Parsing config file sample.cfg...

                   SurfaceUpwardSWRadiation/CERES Initialized
                                     Albedo/CERES Initialized

Running model-confrontation pairs...

                   SurfaceUpwardSWRadiation/CERES CLM40cn              Completed  37.3 s
                                     Albedo/CERES CLM40cn              Completed  44.7 s

Finishing post-processing which requires collectives...

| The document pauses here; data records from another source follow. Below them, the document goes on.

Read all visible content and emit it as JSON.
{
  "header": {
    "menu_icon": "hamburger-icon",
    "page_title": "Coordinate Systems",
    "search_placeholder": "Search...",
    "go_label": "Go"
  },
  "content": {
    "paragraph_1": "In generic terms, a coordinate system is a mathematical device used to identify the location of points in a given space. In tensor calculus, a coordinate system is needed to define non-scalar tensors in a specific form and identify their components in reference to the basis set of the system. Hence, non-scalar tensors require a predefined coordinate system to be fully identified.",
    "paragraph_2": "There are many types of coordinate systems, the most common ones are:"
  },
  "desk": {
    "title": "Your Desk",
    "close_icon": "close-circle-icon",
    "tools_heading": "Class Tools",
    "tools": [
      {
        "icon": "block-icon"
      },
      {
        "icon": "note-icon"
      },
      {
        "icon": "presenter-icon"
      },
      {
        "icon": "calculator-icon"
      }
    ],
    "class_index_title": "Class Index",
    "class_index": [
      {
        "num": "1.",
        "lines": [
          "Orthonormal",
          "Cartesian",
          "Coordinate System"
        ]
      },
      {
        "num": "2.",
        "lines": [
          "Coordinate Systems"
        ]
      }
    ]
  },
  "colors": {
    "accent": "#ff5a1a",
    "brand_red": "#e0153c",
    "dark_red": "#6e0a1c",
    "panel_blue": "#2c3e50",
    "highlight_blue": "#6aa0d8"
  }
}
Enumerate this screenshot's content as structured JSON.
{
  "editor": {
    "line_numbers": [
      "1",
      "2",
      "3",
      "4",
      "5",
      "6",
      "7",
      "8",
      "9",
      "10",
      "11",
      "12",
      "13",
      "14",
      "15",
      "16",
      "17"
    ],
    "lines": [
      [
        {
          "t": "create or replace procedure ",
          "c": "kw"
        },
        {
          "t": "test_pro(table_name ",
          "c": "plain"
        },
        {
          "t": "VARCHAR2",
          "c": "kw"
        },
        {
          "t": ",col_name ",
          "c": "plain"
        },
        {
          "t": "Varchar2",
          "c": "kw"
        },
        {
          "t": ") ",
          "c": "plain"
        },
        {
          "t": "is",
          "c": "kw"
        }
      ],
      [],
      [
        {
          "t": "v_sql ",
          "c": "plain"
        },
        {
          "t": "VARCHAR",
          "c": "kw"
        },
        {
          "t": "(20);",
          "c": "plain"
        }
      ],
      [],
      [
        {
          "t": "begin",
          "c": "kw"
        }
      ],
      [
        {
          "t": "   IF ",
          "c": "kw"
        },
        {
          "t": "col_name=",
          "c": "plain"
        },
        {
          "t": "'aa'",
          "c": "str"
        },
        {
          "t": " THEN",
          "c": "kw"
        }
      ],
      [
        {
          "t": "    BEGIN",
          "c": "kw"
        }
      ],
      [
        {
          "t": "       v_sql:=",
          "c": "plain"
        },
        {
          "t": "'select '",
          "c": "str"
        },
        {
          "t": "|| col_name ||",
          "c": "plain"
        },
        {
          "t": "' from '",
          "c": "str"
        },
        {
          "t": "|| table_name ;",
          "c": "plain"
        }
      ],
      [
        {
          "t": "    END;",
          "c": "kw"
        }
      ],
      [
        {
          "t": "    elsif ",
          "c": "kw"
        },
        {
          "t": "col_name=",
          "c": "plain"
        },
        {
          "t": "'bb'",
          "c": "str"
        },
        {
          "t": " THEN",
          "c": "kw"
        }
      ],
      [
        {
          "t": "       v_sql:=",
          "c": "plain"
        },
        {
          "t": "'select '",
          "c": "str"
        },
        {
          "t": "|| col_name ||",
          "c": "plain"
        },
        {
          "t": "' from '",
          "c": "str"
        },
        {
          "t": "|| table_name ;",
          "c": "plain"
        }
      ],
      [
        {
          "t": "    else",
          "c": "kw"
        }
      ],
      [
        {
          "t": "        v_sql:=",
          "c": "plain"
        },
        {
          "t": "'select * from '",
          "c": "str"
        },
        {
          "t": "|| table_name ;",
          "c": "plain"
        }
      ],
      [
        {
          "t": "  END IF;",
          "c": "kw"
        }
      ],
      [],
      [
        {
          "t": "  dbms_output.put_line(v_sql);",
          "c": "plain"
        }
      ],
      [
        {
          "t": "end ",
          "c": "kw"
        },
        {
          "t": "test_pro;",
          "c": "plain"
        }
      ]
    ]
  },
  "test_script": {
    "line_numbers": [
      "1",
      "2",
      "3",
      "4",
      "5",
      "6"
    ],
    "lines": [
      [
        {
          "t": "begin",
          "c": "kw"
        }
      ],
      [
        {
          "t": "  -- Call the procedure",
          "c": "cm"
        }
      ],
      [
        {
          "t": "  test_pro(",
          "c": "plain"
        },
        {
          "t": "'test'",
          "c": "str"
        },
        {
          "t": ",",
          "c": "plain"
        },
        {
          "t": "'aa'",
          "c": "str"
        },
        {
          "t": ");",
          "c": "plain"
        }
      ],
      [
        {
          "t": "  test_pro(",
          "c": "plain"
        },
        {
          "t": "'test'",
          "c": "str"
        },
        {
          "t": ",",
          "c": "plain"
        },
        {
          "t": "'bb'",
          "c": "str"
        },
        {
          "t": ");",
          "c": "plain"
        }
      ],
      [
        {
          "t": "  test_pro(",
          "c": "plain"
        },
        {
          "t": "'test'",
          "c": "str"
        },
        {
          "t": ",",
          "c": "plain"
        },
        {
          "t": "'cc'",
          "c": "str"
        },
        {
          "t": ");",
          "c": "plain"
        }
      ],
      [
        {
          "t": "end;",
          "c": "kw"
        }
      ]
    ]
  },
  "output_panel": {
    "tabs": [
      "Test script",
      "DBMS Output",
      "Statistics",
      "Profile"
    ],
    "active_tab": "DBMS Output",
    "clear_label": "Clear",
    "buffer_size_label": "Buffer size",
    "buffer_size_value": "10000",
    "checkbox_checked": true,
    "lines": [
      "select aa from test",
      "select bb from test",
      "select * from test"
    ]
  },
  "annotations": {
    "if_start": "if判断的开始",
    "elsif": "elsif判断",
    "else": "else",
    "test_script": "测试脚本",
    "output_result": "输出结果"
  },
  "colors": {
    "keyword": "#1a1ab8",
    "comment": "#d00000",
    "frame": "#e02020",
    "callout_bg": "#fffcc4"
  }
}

                   SurfaceUpwardSWRadiation/CERES CLM40cn              Completed   3.3 s
                                     Albedo/CERES CLM40cn              Completed   3.3 s

Completed in  91.8 s

What happened here? First, the script looks for model results in the directory you specified in the --model_root option. It will treat each subdirectory of the specified directory as a separate model result. Here since we only have one such directory, CLM40cn, it found that and set it up as a model in the system. Next it parsed the configure file we examined earlier. We see that it found the CERES data source for both variables as we specified it. If the source data was not found or some other problem was encountered, the green Initialized will appear as red text which explains what the problem was (most likely MisplacedData). If you encounter this error, make sure that ILAMB_ROOT is set correctly and that the data really is in the paths you specified in the configure file.

Next we ran all model-confrontation pairs. In our parlance, a confrontation is a benchmark observational dataset and its accompanying analsys. We have two confrontations specified in our configure file and one model, so we have two entries here. If the analysis completed without error, you will see a green Completed text appear along with the runtime. Here we see that albedo took a few seconds longer than rsus, presumably because we had the additional burden of reading in two datasets and combining them.

The next stage is the post-processing. This is done as a separate loop to exploit some parallelism. All the work in a model-confrontation pair is purely local to the pair. Yet plotting results on the same scale implies that we know the maxmimum and minimum values from all models and thus requires the communcation of this information. Here, as we are plotting only over the globe and not extra regions, the plotting occurs quickly.

Viewing the Output

The whole process generates a directory of results which by default is called _build. To view the results locally on your computer, navigate into this directory and start a local http server:

python -m http.server

You should see a message similar to this:

Serving HTTP on port 8000 ( ...

Open this link in your browser and you will see a webpage with a summary table in the center. As we have so few variables and a single model at this point, the table will not be very helpful. As we add more variables and models, this summary table helps you understand relative differences in scores among models. For now, clicking on a row of the table will expand it to reveal the underlying datasets used. Clicking on CERES will take you to another page which presents detailed scores and plots.